School funding alone won’t help children out of poverty

Two Parent Family

To The Daily Sun,

Haley Thomas’s 1/29/20 letter makes valid points about childhood and generational poverty, and their negative effects on peoples’ lives. But Thomas’s apparent solution, increased school funding, is simply inadequate, and, based on decades of history, unlikely to improve educational results or reduce poverty.

Calling for school funding increases may make people feel virtuous without having to commit any real thought or effort, but it’s not going to help children prepare for productive futures.

There are many good, dedicated teachers and staff, but despite all the rhetoric, the public educational establishment consistently demonstrates that it cares far more about its jobs and paychecks than about students’ educations. If that weren’t true, students would be better-educated.

School boards that care more about students than their educational establishments would offer scholarships so students can escape public schools that aren’t meeting their needs.

Childhood poverty isn’t related to school funding, it’s the result of family poverty. Family poverty results from many factors, including parents’ education, skills, and job availability.

Fortunately, our economy is growing creating new and better jobs, record low unemployment, and rising wages; hundreds of companies are training people for their job openings; and President Trump’s tax and regulation policies and trade deals promise to create millions more good American jobs. Millions have already risen out of poverty.

But the biggest predictor of family poverty is whether the family is headed by one or two parents. Single-parent families are almost six times as likely to live in poverty as two-parent families. Single parents love and want the best for their children, and some raise very successful children. But parenthood is a very difficult task that consistently has better results, including much less poverty, in two-parent households.

Our society needs to promote, honor, and incentivize two-parent families and end welfare laws that reward single motherhood. Rich single women who become mothers should be identified as bad role models because they lead most single mothers to lives of struggle if not poverty. We don’t want to punish or abandon single mothers; we want fewer single mothers and to discourage them from compounding their problems.

Increased funding alone doesn’t address society’s problems, it only raises taxes.
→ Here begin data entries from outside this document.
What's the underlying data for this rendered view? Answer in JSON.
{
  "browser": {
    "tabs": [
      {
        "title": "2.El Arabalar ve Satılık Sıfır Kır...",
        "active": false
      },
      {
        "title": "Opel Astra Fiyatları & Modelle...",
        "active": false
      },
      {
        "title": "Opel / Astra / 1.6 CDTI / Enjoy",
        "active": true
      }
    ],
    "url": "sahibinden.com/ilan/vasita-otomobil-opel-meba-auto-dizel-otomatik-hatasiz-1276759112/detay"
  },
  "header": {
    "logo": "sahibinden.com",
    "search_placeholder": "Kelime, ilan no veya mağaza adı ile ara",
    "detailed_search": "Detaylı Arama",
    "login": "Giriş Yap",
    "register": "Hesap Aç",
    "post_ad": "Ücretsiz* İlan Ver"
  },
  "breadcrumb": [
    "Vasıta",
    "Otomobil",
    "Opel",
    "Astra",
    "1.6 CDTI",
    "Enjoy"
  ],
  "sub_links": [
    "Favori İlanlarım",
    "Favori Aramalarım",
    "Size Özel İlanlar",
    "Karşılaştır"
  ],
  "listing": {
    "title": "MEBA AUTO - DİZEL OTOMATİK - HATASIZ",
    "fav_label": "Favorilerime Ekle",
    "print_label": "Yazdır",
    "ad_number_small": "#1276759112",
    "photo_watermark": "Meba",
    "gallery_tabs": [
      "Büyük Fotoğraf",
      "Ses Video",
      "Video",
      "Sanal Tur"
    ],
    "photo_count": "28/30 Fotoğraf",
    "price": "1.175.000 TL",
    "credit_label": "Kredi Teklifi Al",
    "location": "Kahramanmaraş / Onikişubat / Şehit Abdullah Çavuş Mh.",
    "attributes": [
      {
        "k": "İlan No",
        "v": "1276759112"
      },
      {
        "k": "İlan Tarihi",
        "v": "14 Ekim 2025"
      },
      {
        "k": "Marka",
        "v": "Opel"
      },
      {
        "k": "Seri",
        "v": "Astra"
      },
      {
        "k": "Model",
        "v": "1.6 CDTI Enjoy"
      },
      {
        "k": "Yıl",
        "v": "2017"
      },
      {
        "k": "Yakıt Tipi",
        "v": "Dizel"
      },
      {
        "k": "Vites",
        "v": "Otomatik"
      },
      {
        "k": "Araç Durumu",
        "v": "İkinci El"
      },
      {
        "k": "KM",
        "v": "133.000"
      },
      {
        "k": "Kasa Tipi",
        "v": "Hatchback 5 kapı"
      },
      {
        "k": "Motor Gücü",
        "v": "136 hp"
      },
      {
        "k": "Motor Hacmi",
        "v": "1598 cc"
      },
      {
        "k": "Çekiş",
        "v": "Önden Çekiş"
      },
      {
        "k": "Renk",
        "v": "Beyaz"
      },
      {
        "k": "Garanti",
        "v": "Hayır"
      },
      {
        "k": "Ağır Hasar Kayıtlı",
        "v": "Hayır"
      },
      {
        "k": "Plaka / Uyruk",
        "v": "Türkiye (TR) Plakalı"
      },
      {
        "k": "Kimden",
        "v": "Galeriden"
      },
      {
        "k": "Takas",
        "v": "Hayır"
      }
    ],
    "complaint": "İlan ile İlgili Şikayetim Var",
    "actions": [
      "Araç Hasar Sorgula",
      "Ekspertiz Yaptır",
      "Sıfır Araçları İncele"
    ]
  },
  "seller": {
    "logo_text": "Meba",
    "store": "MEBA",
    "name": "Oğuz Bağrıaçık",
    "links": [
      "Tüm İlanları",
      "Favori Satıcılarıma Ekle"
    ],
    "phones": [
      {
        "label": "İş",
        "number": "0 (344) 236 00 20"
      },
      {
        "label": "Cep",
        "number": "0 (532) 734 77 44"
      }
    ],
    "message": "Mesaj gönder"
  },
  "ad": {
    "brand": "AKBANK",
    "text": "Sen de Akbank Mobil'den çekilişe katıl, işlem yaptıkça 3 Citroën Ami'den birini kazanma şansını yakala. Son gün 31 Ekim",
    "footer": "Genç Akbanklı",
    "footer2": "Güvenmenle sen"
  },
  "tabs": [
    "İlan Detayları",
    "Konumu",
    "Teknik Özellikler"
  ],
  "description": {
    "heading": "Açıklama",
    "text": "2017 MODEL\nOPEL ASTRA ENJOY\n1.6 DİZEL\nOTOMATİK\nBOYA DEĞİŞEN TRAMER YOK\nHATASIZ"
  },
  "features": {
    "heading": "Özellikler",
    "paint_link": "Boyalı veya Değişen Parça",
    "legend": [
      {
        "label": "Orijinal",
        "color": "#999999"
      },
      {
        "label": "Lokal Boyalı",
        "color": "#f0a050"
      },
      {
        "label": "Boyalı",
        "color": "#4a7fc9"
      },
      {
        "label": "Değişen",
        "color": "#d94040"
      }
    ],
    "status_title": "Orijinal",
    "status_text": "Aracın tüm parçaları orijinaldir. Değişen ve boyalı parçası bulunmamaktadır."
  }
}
To help students prepare for prosperous futures, support school choice and demand that your school boards offer scholarships. Honor all families, but encourage two-parent families because they are better for parents and children alike. To help families escape and avoid poverty, support President Trump’s efforts to keep our economy growing so parents can get better jobs and higher wages … and so when children leave school they find good job openings and can be optimistic about their futures.